Regularization against Degeneracy: Directional alignment and self-consistency terms prevent the agent from pursuing unattainable goals or exploiting transient fluctuations, abstracting the intuition that human preferences are smooth and grounded in feasibility.
Uncertainty as Exploration: The Gaussian posterior + softmax captures cognitive uncertainty and naturally provides an exploration mechanism within the preference space.

Limitations & Future Work¶

Controlled Simulations: The environments (Queue/Maze/Modified MuJoCo) are closed and controlled. Moving toward open-world or real-world scenarios remains a core challenge.
Simple Preference Dynamics: Current event-driven shifts are discrete and single-agent, lacking multi-agent coupling or long-term evolutionary preference dynamics.
Strong Boltzmann-Rationality Assumptions: Treating scalarized returns directly as log-likelihoods may not hold in more complex POMDPs.
Hyperparameter Sensitivity: While robust to major parameters, the cost of tuning $\beta$ and coefficients $\lambda, \gamma$ on more difficult tasks is not fully shown.
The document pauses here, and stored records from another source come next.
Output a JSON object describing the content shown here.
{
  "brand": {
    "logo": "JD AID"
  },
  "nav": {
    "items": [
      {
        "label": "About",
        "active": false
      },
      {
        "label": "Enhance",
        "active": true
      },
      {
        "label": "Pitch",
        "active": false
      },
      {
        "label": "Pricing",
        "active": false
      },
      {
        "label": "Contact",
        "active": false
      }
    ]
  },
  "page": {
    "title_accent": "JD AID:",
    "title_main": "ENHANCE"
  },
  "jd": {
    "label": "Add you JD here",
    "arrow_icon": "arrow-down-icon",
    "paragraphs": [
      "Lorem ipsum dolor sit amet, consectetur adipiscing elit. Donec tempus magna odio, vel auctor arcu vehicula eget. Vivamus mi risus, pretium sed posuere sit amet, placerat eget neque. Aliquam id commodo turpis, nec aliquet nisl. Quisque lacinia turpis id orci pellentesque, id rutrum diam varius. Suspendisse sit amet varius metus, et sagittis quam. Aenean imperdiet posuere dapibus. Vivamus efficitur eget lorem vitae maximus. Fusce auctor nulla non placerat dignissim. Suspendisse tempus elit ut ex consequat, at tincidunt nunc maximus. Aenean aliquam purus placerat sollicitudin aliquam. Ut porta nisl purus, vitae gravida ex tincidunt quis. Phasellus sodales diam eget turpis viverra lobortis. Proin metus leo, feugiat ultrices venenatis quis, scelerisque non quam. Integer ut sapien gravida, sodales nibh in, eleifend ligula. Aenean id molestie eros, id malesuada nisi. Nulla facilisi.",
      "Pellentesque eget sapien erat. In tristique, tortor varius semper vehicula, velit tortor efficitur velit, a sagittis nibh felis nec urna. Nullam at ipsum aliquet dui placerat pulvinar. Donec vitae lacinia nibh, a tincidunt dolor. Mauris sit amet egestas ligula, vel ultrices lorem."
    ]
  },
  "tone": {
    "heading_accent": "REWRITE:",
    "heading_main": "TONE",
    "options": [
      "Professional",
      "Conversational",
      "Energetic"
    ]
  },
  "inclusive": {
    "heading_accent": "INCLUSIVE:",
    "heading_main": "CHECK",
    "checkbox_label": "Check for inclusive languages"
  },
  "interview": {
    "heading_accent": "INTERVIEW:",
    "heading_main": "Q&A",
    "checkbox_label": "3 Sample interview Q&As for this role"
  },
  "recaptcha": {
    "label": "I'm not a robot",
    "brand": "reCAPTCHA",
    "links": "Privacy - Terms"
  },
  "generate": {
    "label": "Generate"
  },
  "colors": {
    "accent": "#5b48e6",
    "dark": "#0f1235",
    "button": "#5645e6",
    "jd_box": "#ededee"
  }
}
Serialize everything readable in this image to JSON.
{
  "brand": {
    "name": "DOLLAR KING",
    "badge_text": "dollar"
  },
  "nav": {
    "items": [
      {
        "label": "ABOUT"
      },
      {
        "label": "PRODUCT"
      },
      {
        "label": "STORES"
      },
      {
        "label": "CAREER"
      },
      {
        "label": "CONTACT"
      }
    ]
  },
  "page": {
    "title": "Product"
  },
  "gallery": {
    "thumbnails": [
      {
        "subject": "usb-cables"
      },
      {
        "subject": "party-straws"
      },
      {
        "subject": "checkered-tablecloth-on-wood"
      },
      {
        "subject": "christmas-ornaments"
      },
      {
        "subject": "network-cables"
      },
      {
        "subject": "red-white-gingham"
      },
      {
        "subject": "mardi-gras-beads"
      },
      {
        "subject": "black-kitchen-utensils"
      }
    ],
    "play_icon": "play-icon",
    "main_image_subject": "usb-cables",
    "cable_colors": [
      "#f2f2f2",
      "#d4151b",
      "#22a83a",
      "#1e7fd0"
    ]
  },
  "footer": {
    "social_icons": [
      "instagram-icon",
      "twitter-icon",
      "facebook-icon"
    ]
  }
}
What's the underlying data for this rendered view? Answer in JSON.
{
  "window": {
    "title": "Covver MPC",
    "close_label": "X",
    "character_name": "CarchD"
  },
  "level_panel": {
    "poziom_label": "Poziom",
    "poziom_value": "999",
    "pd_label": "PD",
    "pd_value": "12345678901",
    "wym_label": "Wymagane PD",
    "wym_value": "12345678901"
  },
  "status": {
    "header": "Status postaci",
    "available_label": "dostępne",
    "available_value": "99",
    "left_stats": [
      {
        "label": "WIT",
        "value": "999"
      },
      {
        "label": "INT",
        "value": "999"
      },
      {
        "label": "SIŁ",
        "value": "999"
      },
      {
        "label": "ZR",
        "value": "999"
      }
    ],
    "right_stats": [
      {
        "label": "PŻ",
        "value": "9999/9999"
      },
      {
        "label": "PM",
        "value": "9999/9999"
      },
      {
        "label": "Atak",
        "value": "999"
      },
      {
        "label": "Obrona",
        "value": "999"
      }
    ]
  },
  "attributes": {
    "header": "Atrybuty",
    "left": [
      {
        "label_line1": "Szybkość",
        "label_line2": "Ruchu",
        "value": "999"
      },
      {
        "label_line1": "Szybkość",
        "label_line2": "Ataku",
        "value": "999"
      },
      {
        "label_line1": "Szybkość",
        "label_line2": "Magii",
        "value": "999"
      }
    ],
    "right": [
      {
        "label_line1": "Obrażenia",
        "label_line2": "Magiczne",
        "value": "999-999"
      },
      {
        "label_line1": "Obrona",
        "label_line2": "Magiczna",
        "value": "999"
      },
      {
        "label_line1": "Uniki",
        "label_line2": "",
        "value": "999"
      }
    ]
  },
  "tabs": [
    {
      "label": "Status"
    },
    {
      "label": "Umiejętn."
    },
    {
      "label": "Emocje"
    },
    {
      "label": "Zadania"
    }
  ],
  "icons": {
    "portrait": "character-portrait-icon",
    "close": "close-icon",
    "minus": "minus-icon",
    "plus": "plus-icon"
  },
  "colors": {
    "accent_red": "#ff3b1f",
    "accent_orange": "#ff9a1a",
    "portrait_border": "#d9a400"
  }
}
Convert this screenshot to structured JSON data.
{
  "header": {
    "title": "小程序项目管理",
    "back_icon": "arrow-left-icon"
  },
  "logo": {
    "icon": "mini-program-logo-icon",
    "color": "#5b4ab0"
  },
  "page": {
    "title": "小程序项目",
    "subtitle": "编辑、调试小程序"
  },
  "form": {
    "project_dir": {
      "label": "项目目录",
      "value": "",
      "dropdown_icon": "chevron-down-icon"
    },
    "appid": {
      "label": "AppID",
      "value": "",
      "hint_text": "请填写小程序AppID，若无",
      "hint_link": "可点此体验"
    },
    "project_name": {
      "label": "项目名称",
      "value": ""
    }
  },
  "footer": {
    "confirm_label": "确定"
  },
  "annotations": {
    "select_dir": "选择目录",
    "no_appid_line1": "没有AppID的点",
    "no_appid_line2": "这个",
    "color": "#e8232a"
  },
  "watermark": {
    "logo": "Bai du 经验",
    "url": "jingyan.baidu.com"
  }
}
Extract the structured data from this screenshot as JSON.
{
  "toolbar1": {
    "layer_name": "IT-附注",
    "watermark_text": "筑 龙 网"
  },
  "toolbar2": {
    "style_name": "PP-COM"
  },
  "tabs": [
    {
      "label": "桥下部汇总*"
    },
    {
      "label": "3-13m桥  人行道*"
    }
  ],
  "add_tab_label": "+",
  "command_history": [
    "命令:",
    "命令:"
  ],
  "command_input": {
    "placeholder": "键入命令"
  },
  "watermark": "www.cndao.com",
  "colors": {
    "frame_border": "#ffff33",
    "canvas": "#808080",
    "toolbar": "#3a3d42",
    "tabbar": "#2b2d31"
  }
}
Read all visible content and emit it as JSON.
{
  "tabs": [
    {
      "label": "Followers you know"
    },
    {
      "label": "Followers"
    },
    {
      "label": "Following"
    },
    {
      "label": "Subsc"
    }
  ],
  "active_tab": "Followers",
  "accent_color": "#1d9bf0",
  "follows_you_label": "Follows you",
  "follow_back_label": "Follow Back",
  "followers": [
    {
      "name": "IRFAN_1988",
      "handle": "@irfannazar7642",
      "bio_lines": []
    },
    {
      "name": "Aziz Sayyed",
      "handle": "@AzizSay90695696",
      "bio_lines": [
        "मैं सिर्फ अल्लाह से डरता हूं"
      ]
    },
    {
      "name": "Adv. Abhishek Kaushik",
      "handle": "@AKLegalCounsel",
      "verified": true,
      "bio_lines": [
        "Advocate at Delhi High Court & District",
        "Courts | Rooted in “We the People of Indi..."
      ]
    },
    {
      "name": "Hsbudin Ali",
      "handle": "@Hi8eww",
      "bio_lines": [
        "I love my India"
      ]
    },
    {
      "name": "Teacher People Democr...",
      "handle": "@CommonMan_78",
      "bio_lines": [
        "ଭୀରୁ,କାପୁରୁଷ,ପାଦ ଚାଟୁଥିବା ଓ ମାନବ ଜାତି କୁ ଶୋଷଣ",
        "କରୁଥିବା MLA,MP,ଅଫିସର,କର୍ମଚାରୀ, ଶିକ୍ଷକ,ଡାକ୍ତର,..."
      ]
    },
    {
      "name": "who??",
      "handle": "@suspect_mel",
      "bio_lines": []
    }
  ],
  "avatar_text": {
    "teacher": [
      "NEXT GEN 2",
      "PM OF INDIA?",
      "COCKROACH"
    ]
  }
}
MORL Strands: Both scalarization and Pareto/Envelope methods assume external preferences. DPI fills the gap where preference weights are treated explicitly as latent states.
Cognitive Bridging: Bounded rationality, appraisal theory, and dual-process frameworks support the "appraisal vs. selection" split, while the Bayesian brain theory provides the foundation for variational posterior updates.
Difference from RLHF: Unlike RLHF, which infers rewards from external human feedback, DPI enables agents to infer their own current trade-offs online using internal vector reward evidence.

Rating¶

Novelty: ⭐⭐⭐⭐ — Reframing preferences as drifting latent states is a significant shift in problem setting; credit for a clean instantiation via VI + envelope, though components are existing tools.
Experimental Thoroughness: ⭐⭐⭐ — Systemic benchmarks across three environments and six baselines with detailed alignment analysis; however, environments are somewhat toy-like, and MuJoCo results are secondary.
Writing Quality: ⭐⭐⭐⭐ — Clear narrative from cognitive motivation to interpretable behavior; intuitive examples like the queue-jumping anecdote.
Value: ⭐⭐⭐⭐ — Provides an interpretable, online-adaptive preference inference paradigm for MORL and cognitive-inspired RL, with open-source code enhancing utility.